TIME_FROM_FORMAT(time_string, format_options) -> time

### Parameters

time_string (required, type: string)
A string representing a time.
format_options (optional, type: string, default: ISO 8601 Format: "YYYY-MM-DDThh:mm:ssZ")
A string defining the format of the time to be converted.

### Return Values

time (type: time)
The time described in time_string, as a time data type.

### Examples

The following example takes the string "2007-01-09T09:41:00" and converts the time represented by that string into the time data type. Note that the values associated with the returned hour and minute match the hour and minute given by the input string:
TIME_FROM_FORMAT("2007-01-09T09:41:00") -> { "hour": 9, "minute": 41, "second": 0, "millisecond": 0}
The time described in ISO 8601 Format in the above example is in simple UTC, but this does not have to be the case. TIME_FROM_FORMAT will return a time in whatever timezone is given. The follow example describes a time with a timezone offset of +8 hours.

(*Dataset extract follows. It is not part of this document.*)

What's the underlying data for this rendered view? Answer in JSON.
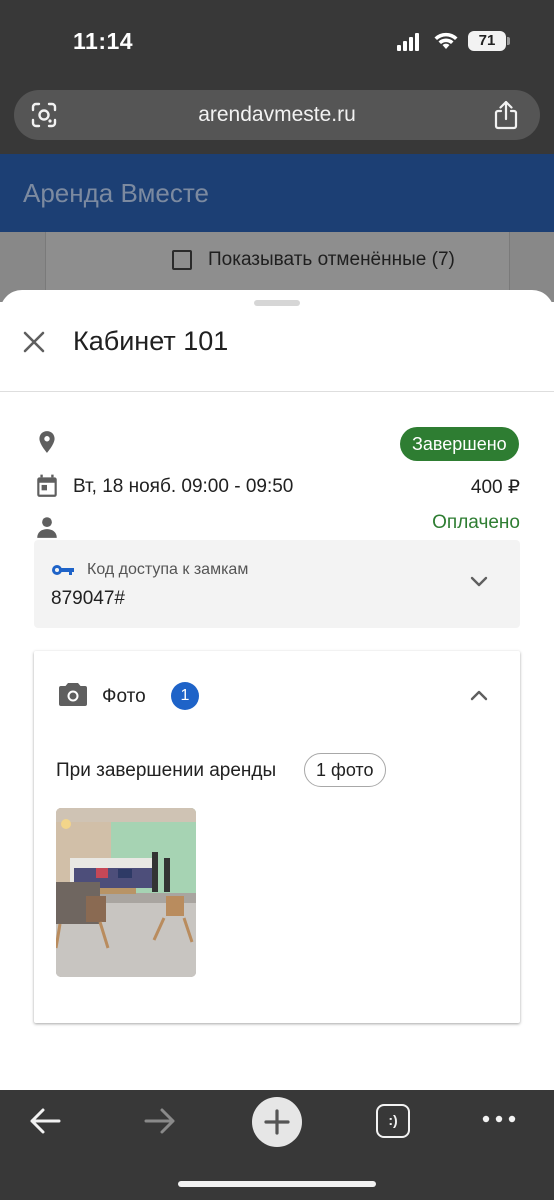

Note how this is taken into account by returning an hour value eight hours ahead of the the hour value given:
TIME_FROM_FORMAT("2007-01-09T09:41:00-08:00") -> { "hour": 17, "minute": 41, "second": 0, "millisecond": 0}
The ISO 8601 Format provides a lot of information that is not necessary for returning a valid time data type. However, while in this regard the year, month, and day are extraneous, they cannot be removed without deviating from ISO 8601 Format. The following example attempts to take "T09:41:00" and convert it into a time data type, but because the input string is not in ISO 8601 Format, TIME_FROM_FORMAT cannot interpret it without more information on how the input string ought to be parsed:
TIME_FROM_FORMAT("T09:41:00") -> NULL

In order to designate how the string "T09:41:00" can be properly interpreted as a time_string, a value must be given for format_options. The string "T09:41:00" designates the time in the format "Thh:mm:ss" ("T", followed by two digits designating the hour, a colon, two digits designating the minutes, another colon, and two digits designating the seconds), and when format_options declares this, as in the following example, TIME_FROM_FORMAT can interpret the given time_string as a time just like it did for the first example:

TIME_FROM_FORMAT("T09:41:00", "Thh:mm:ss") -> { "hour": 9, "minute": 41, "second": 0, "millisecond": 0}

As long as the format is designated by format_options in accordance with the conventions discussed in this table, TIME_FROM_FORMAT can parse a myriad of differently formatted dates and times. The following example takes the string "9:41 am", designates that it should be parsed in the format "h:mm a" (that is, as many digits as are required to designate the hour, a colon, two digits to designate the minute, a space, and then a lowercase designation of AM or PM), and then outputs the time date type indicating 9:41 AM:

TIME_FROM_FORMAT("9:41 am", "h:mm a") -> { "hour": 9, "minute": 41, "second": 0, "millisecond": 0}

### Discussion

The examples given above regarding how time_string may be formatted are far from comprehensive, as any and all combinations of the tokens given in this table can be used to describe valid ways of parsing strings that indicate particular times. For further discussion and examples of how these tokens can be applied, check out FORMAT_TIME and TIME_FROM_DATETIME.